With DataFrames, one can simply rename columns by using df.withColumnRename("oldName", "newName")
. In Datasets, since every field is typed and named, this doesn't seem possible. The only work around I can think of is to use map
on the Dataset:
case class Orig(a: Int, b: Int)
case class OrigRenamed(a: Int, bNewName: Int)
val origDS = Seq(Orig(1,2), Orig(3,4)).toDS
origDS.show
+---+---+
| a| b|
+---+---+
| 1| 2|
| 3| 4|
+---+---+
// To rename with map
val origRenamedDS = origDS.map{ case Orig(x,y) => OrigRenamed(x,y) }
origRenamed.show
+---+--------+
| a|bNewName|
+---+--------+
| 1| 2|
| 3| 4|
+---+--------+
This seems a very round-about and inefficient way just to rename a column. Is there a better way?

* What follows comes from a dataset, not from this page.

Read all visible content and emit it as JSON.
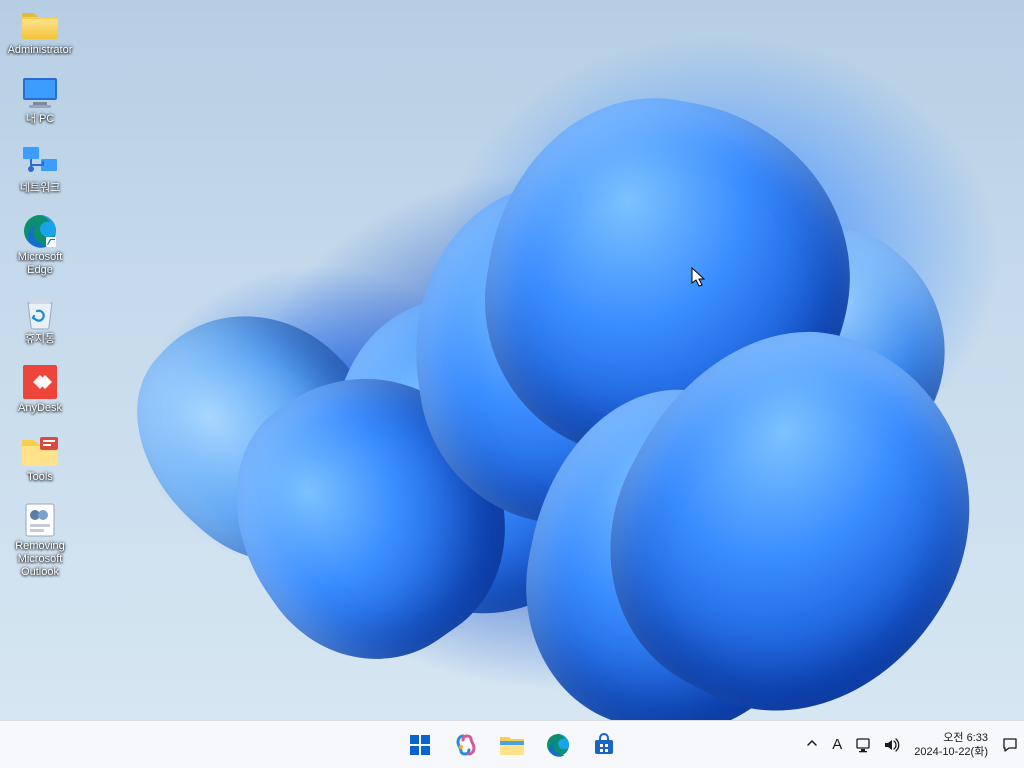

A slightly more concise solution would be something like this:
origDS.toDF("a", "bNewName").as[OrigRenamed]
but in practice renaming is simply not meaningful on statically typed Dataset
. While we use the same columnar representation as Dataframe
(Dataset[Row]
) semantics is completely different here.
Name of the column corresponds to a specific field of the stored objects so it is not something that can be dynamically renamed. In other words Datasets
are not statically typed DataFrames
but collections of objects.